Since the start of the pandemic, Brighton and Sussex University Hospitals (BSUH) has recorded 96 deaths of patients with the virus.
The figures do not make clear whether they died from the coronavirus or whether they had the virus but died from another cause.
The trust runs the Royal Sussex County Hospital and the Royal Alexandra Children’s Hospital, in Brighton, and the Princess Royal Hospital, in Haywards Heath.
The Royal Sussex operates as both a local and regional hospital and – with the figures covering the Princess Royal – not all of those who died will have been from Brighton and Hove.

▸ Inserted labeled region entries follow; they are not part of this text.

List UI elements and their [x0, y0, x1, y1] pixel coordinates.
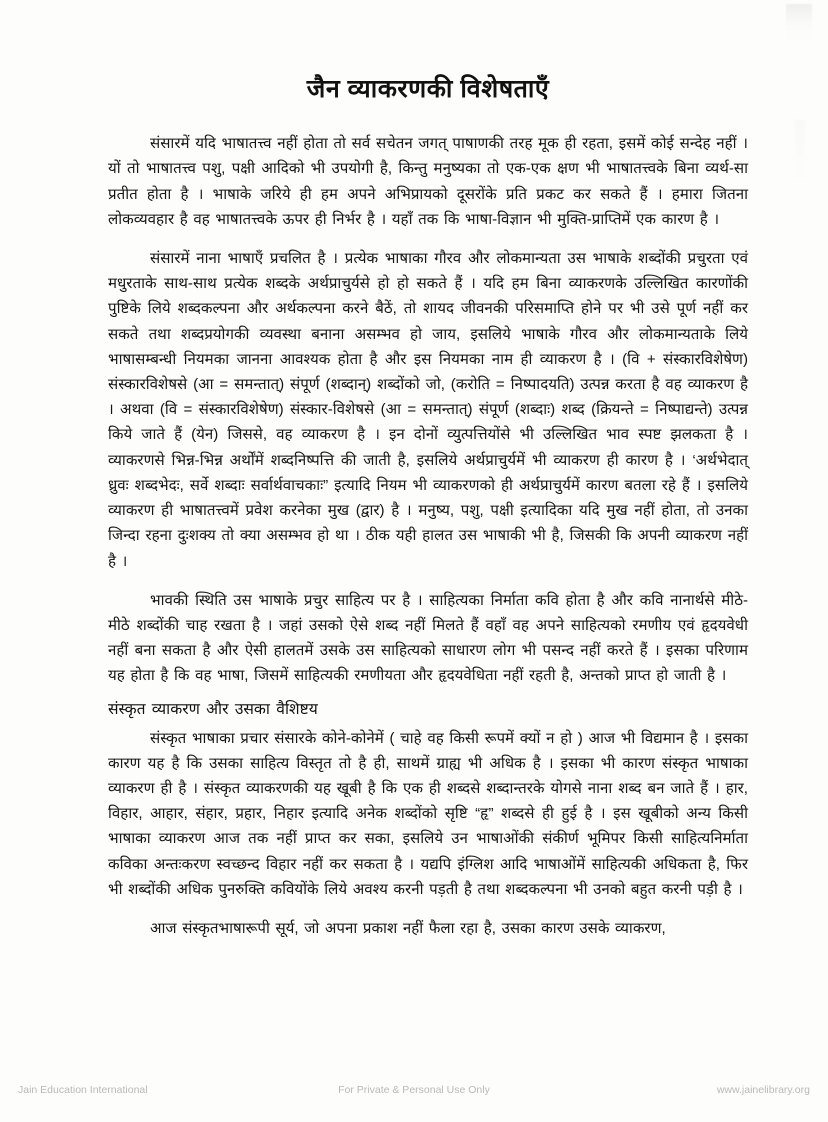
page-title: जैन व्याकरणकी विशेषताएँ — [306, 75, 550, 103]
paragraph-2: संसारमें नाना भाषाएँ प्रचलित है । प्रत्येक भाषाका गौरव और लोकमान्यता उस भाषाके शब्दोंकी प्रचुरता एवं मधुरताके साथ-साथ प्रत्येक शब्दके अर्थप्राचुर्यसे हो हो सकते हैं । यदि हम बिना व्याकरणके उल्लिखित कारणोंकी पुष्टिके लिये शब्दकल्पना और अर्थकल्पना करने बैठें, तो शायद जीवनकी परिसमाप्ति होने पर भी उसे पूर्ण नहीं कर सकते तथा शब्दप्रयोगकी व्यवस्था बनाना असम्भव हो जाय, इसलिये भाषाके गौरव और लोकमान्यताके लिये भाषासम्बन्धी नियमका जानना आवश्यक होता है और इस नियमका नाम ही व्याकरण है । (वि + संस्कारविशेषेण) संस्कारविशेषसे (आ = समन्तात्) संपूर्ण (शब्दान्) शब्दोंको जो, (करोति = निष्पादयति) उत्पन्न करता है वह व्याकरण है । अथवा (वि = संस्कारविशेषेण) संस्कार-विशेषसे (आ = समन्तात्) संपूर्ण (शब्दाः) शब्द (क्रियन्ते = निष्पाद्यन्ते) उत्पन्न किये जाते हैं (येन) जिससे, वह व्याकरण है । इन दोनों व्युत्पत्तियोंसे भी उल्लिखित भाव स्पष्ट झलकता है । व्याकरणसे भिन्न-भिन्न अर्थोंमें शब्दनिष्पत्ति की जाती है, इसलिये अर्थप्राचुर्यमें भी व्याकरण ही कारण है । ‘अर्थभेदात् ध्रुवः शब्दभेदः, सर्वे शब्दाः सर्वार्थवाचकाः” इत्यादि नियम भी व्याकरणको ही अर्थप्राचुर्यमें कारण बतला रहे हैं । इसलिये व्याकरण ही भाषातत्त्वमें प्रवेश करनेका मुख (द्वार) है । मनुष्य, पशु, पक्षी इत्यादिका यदि मुख नहीं होता, तो उनका जिन्दा रहना दुःशक्य तो क्या असम्भव हो था । ठीक यही हालत उस भाषाकी भी है, जिसकी कि अपनी व्याकरण नहीं है । — [108, 250, 748, 570]
section-subheading: संस्कृत व्याकरण और उसका वैशिष्टय — [108, 700, 318, 718]
footer-website: www.jainelibrary.org — [716, 1084, 810, 1096]
page-footer — [0, 1084, 828, 1100]
footer-usage-notice: For Private & Personal Use Only — [338, 1084, 490, 1096]
footer-publisher: Jain Education International — [18, 1084, 148, 1096]
paragraph-5: आज संस्कृतभाषारूपी सूर्य, जो अपना प्रकाश नहीं फैला रहा है, उसका कारण उसके व्याकरण, — [150, 919, 666, 937]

But the numbers do not include people who have die in care homes, hospices or in their own homes and who were suffering from the coronavirus.
The Sussex Community Foundation Trust, which has its headquarters at Brighton General Hospital, has recorded 14 deaths so far.
The Brighton General is no longer run as a hospital but the NHS trust runs hospitals in other parts of Sussex.
Neighbouring hospital trusts have continued to report more deaths over the past week, including Western Hospitals Trust, which runs Worthing General Hospital and St Richard’s, in Chichester. The trust shares its leadership with BSUH.
The latest figures show that Western has recorded the death of 75 people with the coronavirus.
East Sussex Healthcare, which runs hospitals in Eastbourne and Hastings, has recorded 61 deaths to date.
And Surrey and Sussex Healthcare (SASH) has recorded 189 deaths, according to figures published today (Wednesday 29 April).
Yesterday Public Health England (PHE) said that 586 more people had died in British hospitals after contracting the coronavirus in the previous 24 hours, bringing the total to 21,678.
The numbers were given more context by the Office for National Statistics (ONS) yesterday when it reported deaths in England and Wales up to Friday 17 April.
The ONS said that, in England and Wales alone, there were 22,300 coronavirus-related deaths up to Friday 17 April compared with the 14,451 hospital deaths reported by the government.
The big difference was explained in a number of ways including the government sticking to the hospital death toll.
The hospital figures tend to come through quickly and reliably while deaths elsewhere can take longer to register and show up in the official statistics.
In Brighton and Hove so far there have been 346 confirmed cases of the coronavirus. In East Sussex the number is 524 and in West Sussex it is 1,061, making 1,941 across Sussex as a whole.